A new wave of maple entrepreneurs are skipping the laborious syrup boiling process – where sap is reduced to 1/40th of its original volume to create the beloved pancake dressing – and marketing the pure watery sap as a health drink instead. The first maple water companies emerged over the last few years in Canada, but the idea has now infiltrated the American market. The drink is primarily found in health food stores in New England, but distribution is ramping up and this year’s maple water harvest should hit stores across the country in the coming months.
Sugar maples pump out the good stuff during the late winter thaw each year. As the trees’ metabolism awakens, carbohydrates stored in the roots begin to rise through the trunk as a sugary sap, which humans have cleverly learned to intercept. Maple sap is essentially groundwater that has passed through a tree’s circulatory system, becoming enriched with a medley of vitamins and minerals (46, to be exact) in the process.
It’s always been common knowledge among maple syrup producers that taking a sip of sap was a good way to quench their thirst while working in the sugarbush, but apparently the notion that it could be a marketable substance is a new one. The first impression after downing a glass of maple water is that it tastes like water, but with a slightly sweet aftertaste and a tiny hint of earthy, maple syrup-like flavor.

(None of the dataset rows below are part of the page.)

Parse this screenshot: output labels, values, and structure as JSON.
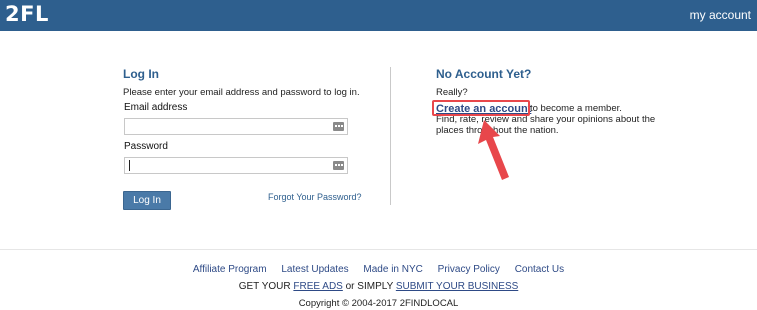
{
  "header": {
    "logo": "2FL",
    "account_link": "my account"
  },
  "login": {
    "title": "Log In",
    "instructions": "Please enter your email address and password to log in.",
    "email_label": "Email address",
    "email_value": "",
    "password_label": "Password",
    "password_value": "",
    "submit_label": "Log In",
    "forgot_link": "Forgot Your Password?"
  },
  "signup": {
    "title": "No Account Yet?",
    "really": "Really?",
    "create_link": "Create an account",
    "become_text": "to become a member.",
    "desc_line1": "Find, rate, review and share your opinions about the",
    "desc_line2": "places throughout the nation."
  },
  "footer": {
    "links": [
      "Affiliate Program",
      "Latest Updates",
      "Made in NYC",
      "Privacy Policy",
      "Contact Us"
    ],
    "promo_prefix": "GET YOUR",
    "promo_link1": "FREE ADS",
    "promo_middle": "or SIMPLY",
    "promo_link2": "SUBMIT YOUR BUSINESS",
    "copyright": "Copyright © 2004-2017 2FINDLOCAL"
  },
  "colors": {
    "header_bg": "#2e5f8e",
    "accent": "#2e5f8e",
    "annotation": "#e8474b"
  },
  "annotation": {
    "highlight": "create-account-link",
    "arrow_icon": "red-arrow-icon"
  }
}
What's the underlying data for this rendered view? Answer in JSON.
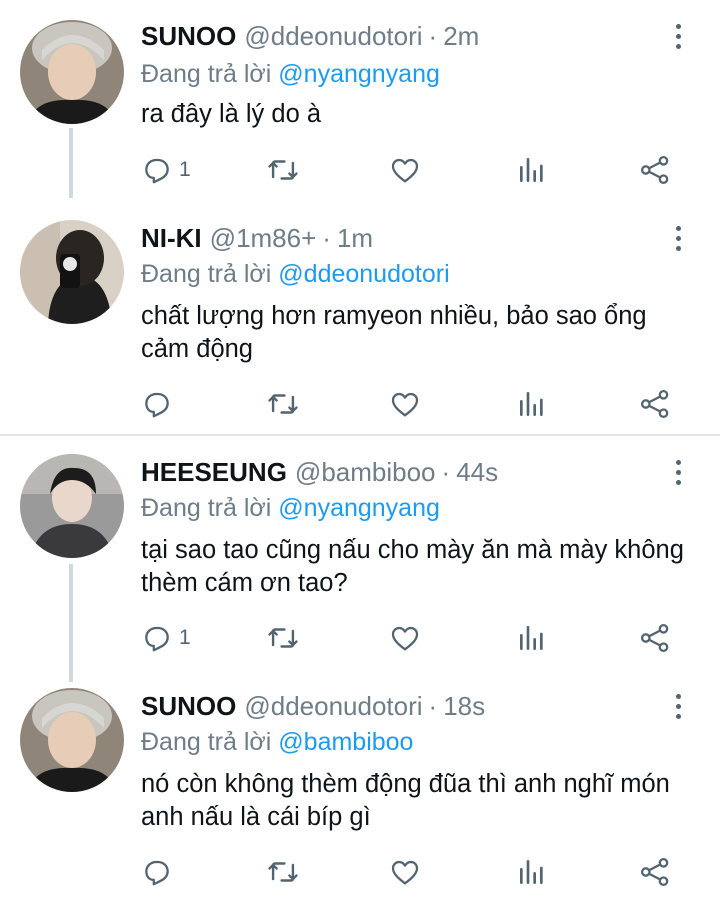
{
  "tweets": [
    {
      "name": "SUNOO",
      "handle": "@ddeonudotori",
      "time": "2m",
      "replying_prefix": "Đang trả lời ",
      "replying_to": "@nyangnyang",
      "text": "ra đây là lý do à",
      "reply_count": "1"
    },
    {
      "name": "NI-KI",
      "handle": "@1m86+",
      "time": "1m",
      "replying_prefix": "Đang trả lời ",
      "replying_to": "@ddeonudotori",
      "text": "chất lượng hơn ramyeon nhiều, bảo sao ổng cảm động",
      "reply_count": ""
    },
    {
      "name": "HEESEUNG",
      "handle": "@bambiboo",
      "time": "44s",
      "replying_prefix": "Đang trả lời ",
      "replying_to": "@nyangnyang",
      "text": "tại sao tao cũng nấu cho mày ăn mà mày không thèm cám ơn tao?",
      "reply_count": "1"
    },
    {
      "name": "SUNOO",
      "handle": "@ddeonudotori",
      "time": "18s",
      "replying_prefix": "Đang trả lời ",
      "replying_to": "@bambiboo",
      "text": "nó còn không thèm động đũa thì anh nghĩ món anh nấu là cái bíp gì",
      "reply_count": ""
    }
  ],
  "dot_separator": "·",
  "icons": [
    "reply-icon",
    "retweet-icon",
    "like-icon",
    "analytics-icon",
    "share-icon",
    "more-options-icon"
  ],
  "colors": {
    "link": "#1d9bf0",
    "secondary": "#6e7d88",
    "thread_line": "#cfd9de",
    "text": "#0f1419"
  }
}
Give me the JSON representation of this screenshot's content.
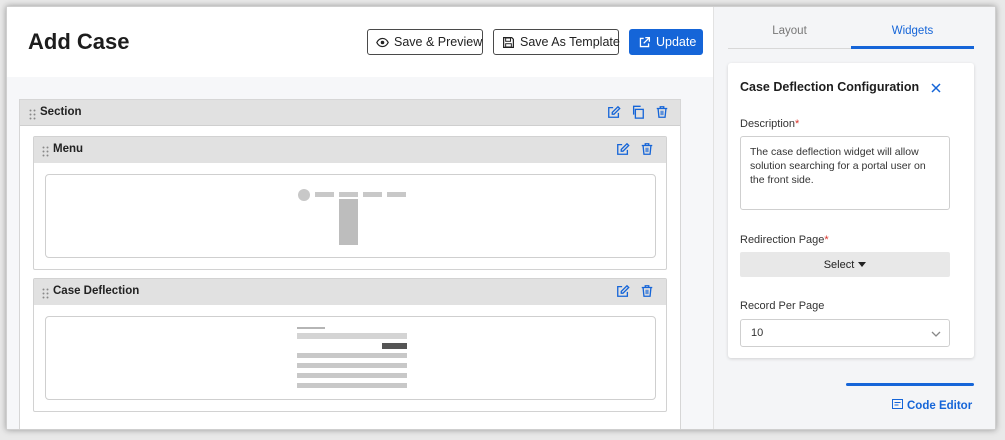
{
  "header": {
    "title": "Add Case",
    "save_preview_label": "Save & Preview",
    "save_template_label": "Save As Template",
    "update_label": "Update"
  },
  "canvas": {
    "section_label": "Section",
    "widgets": [
      {
        "label": "Menu"
      },
      {
        "label": "Case Deflection"
      }
    ]
  },
  "panel": {
    "tabs": [
      {
        "label": "Layout",
        "active": false
      },
      {
        "label": "Widgets",
        "active": true
      }
    ],
    "config": {
      "title": "Case Deflection Configuration",
      "description_label": "Description",
      "description_value": "The case deflection widget will allow solution searching for a portal user on the front side.",
      "redirection_label": "Redirection Page",
      "redirection_select": "Select",
      "record_label": "Record Per Page",
      "record_value": "10"
    },
    "code_editor_label": "Code Editor"
  },
  "colors": {
    "accent": "#1565d8",
    "required": "#d9342b",
    "bar_gray": "#e1e1e1"
  },
  "icons": [
    "eye-icon",
    "floppy-icon",
    "external-link-icon",
    "edit-icon",
    "copy-icon",
    "trash-icon",
    "drag-handle-icon",
    "close-icon",
    "caret-down-icon",
    "chevron-down-icon",
    "code-icon"
  ]
}
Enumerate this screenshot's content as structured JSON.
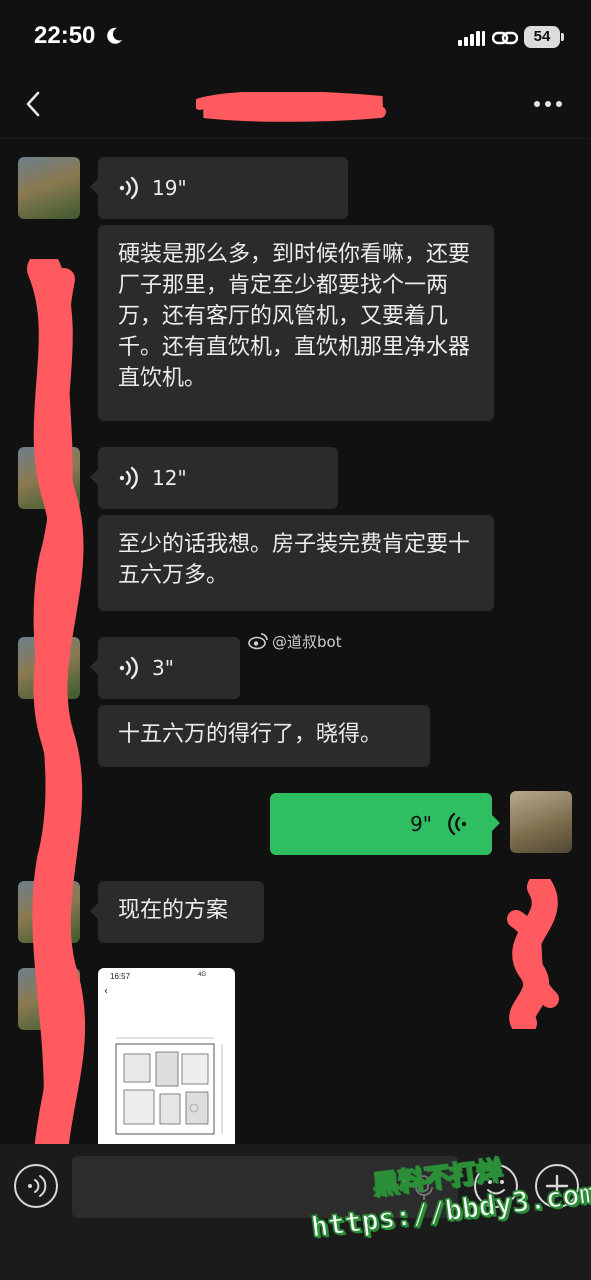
{
  "status_bar": {
    "time": "22:50",
    "battery": "54",
    "icons": [
      "moon-icon",
      "signal-icon",
      "link-icon",
      "battery-icon"
    ]
  },
  "header": {
    "title_redacted": true,
    "back_icon": "chevron-left-icon",
    "more_icon": "more-dots-icon"
  },
  "messages": [
    {
      "sender": "contact",
      "type": "voice",
      "duration": "19\""
    },
    {
      "sender": "contact",
      "type": "transcript",
      "text": "硬装是那么多，到时候你看嘛，还要厂子那里，肯定至少都要找个一两万，还有客厅的风管机，又要着几千。还有直饮机，直饮机那里净水器直饮机。"
    },
    {
      "sender": "contact",
      "type": "voice",
      "duration": "12\""
    },
    {
      "sender": "contact",
      "type": "transcript",
      "text": "至少的话我想。房子装完费肯定要十五六万多。"
    },
    {
      "sender": "contact",
      "type": "voice",
      "duration": "3\""
    },
    {
      "sender": "contact",
      "type": "transcript",
      "text": "十五六万的得行了，晓得。"
    },
    {
      "sender": "me",
      "type": "voice",
      "duration": "9\""
    },
    {
      "sender": "contact",
      "type": "text",
      "text": "现在的方案"
    },
    {
      "sender": "contact",
      "type": "image",
      "thumb_time": "16:57",
      "thumb_status": "4G"
    }
  ],
  "watermarks": {
    "weibo": "@道叔bot",
    "site_line1": "黑料不打烊",
    "site_line2": "https://bbdy3.com"
  },
  "input": {
    "value": "",
    "placeholder": ""
  },
  "colors": {
    "background": "#111111",
    "bubble_contact": "#2b2b2b",
    "bubble_me": "#2fbf62",
    "redaction": "#ff5a5f"
  }
}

With coco water (and other flavored waters) selling for $4 a pop, it’s a wonder that no one thought of bottling maple water sooner. It’s all-natural, sustainably-produced, vegan, gluten-free, non-GMO, paleo and local (it’s especially local if you live in a maple syrup-producing region, but it’s more local than coco water no matter where you are in the U.S.).
Maple water is almost inherently organic – there is little reason to spray maple forests with pesticides or herbicides – though so far, just a few of the companies hawking maple water have actually gone through the process of having their product certified organic. Yet all of these companies emphasize the sustainability factor of their product. As most maple sap is gathered from existing forests, there is certainly merit to the sustainability claim – carbon sequestration, soil enhancement, clean water, wildlife habitat, beauty, etc. Plus, with more forests becoming economically viable enterprises, it’s less likely that they will be bulldozed to build housing developments.
Between the U.S. and Canada, at least 11 different companies are marketing the drink so far. All of them are recent startups, sporting catchy names like Vertical Water, Wahta, Happy Tree and Sap on Tap. Even the Amish are getting into the business. One company claims that 8 ounces of their maple water has more manganese than a cup of fresh kale. Another flashy maple water website says “it tastes a heck of a lot better than coconut water.”
Self-congratulatory taste tests aside, whether maple water will have the market swagger of coco water remains to be seen. Even if it doesn’t begin popping up next to Red Bull in gas station drink coolers anytime soon, it is soothing just to know that nature produces such ambrosial treats for humans to enjoy.